Thoughts on Legacy Code
I was listening to a recent Hanselminutes podcast episode in which Scott spoke with Michael Feathers of ObjectMentor on the topic of legacy code. They touched on a number of really effective techniques for approaching a legacy code-base and I wanted to echo some of their thoughts and add a few of my own.
First, the definition of legacy code (as was discussed in the show) is really much broader than the face value of the phrase itself. In reality it’s harder to define “legacy code” than it is to know it when you see it. Generally I know I’m dealing with legacy code when any of the following happen:
- I’m fearful of making changes…the magic box where this code lives might get angry
- I’m confused and lost after more than a few clicks of “Go to Definition”
- I find few or no tests, or the quality of tests is poor
- There are tests but I get mixed or untrustworthy results from running them
- I have to write more lines of setup code to write a test than the lines of code that I want to test
- I can find nobody who will admit to understanding (or writing) this code
Doubtless there are more than just these indicators to tell you that you’re dealing with legacy code, but these are red-flags for sure. So what are some high-level techniques that we can use to help bring legacy code into the present…well, here are a few:
Under The Rug
We’ve all done it at home…there’s that last little bit of something that you missed with the broom. So, you lift up the corner of the living room rug and kick it under there with your foot. While you’re mom probably wouldn’t approve, sometimes with code this can be an acceptable approach – provided you acknowledge what you’re doing. What I mean by sweeping it under the rug is that you wrap a section of “legacy code” in a bit of more modern, testable code. In this way you can continue to use the legacy sections but a cleaner interface can be created for testing.
The Strangler Application
This is a pattern that was introduced to me in the Hanselminutes podcast. The basic premise is an extension of the “Under the Rug” concept. But instead of just wrapping the code in a clean exterior, we actually take that opportunity to slowly “choke” out the old code.

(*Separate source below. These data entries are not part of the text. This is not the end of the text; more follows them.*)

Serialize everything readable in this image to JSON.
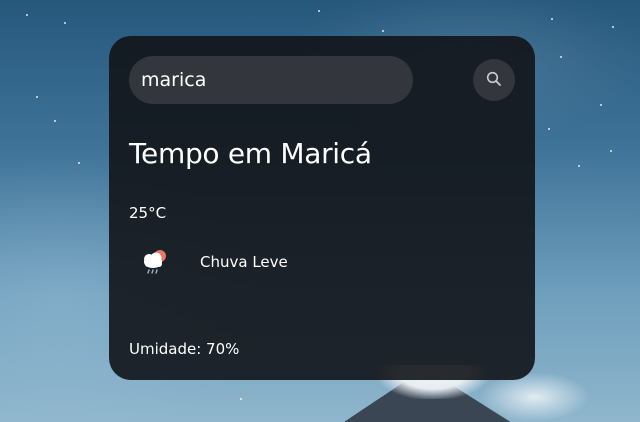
{
  "search": {
    "value": "marica",
    "button_icon": "search-icon"
  },
  "weather": {
    "title": "Tempo em Maricá",
    "temperature": "25°C",
    "condition_icon": "light-rain-cloud-icon",
    "condition": "Chuva Leve",
    "humidity": "Umidade: 70%"
  },
  "colors": {
    "card_background": "#141619",
    "input_background": "#33373d",
    "text": "#ffffff"
  }
}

One technique that can be employed to slowly transform the codebase is using the “I” in SOLID…Interface Segregation. Applying one or more interfaces to each legacy class allows you to incrementally swap out implementations with clean, new code.
Embrace Continual Design
One thought that came out in the Hanselminutes episode was that design is never over. And I think this is really important to realize. Even in production/support mode, design is something that needs to be addressed. When extending an application, are we setting it up for continued success and maintainability. When re-factoring something or transforming it to un-legacy code, are we taking care that it won’t regress back into legacy code. If a team is focused on continual design it’s less likely for code to become legacy in the first place.
Posthumous Test Coverage
A third approach to legacy code is by testing the crap out of it. One could even make the argument that this is a pre-requisite to the previous three approaches. Spending a lot of time covering legacy code in tests has two major benefits. First, it helps the developer really understand the intent of the code, it’s style, quirks, and patterns. Secondly, it does what tests do best…helps make code changes safer. If a codebase is adequately covered in tests then making changes becomes less scary and potential regression is reduced.
Forklift
Lastly, there is one approach to legacy code that is rarely mentioned…and rightly so, it’s the most aggressive and can be the most costly. Start over…sometimes it’s the best approach.
Once in my life I had to deal with a massive codebase that had been through many, many, cycles of attempted refactorings. The years had left this poor application in a state of wild and unruly disrepair. After discussing all the options with the client it became evident that actually starting over was the best (and in this case, cheapest) way to accomplish the goal.
Starting over can be daunting but if you attack it in a practical and measured way, and possibly mix it with the other techniques described here it can be liberating. It’s important to have a good requirements phase when starting over, you can’t just look at legacy code and start re-writing it. And you need to have all the trappings of a well staffed project in place as well, including strong QA.
~~
So those are some thoughts on legacy code. As always, I’d appreciate hearing what everyone else thinks…what other techniques have you used?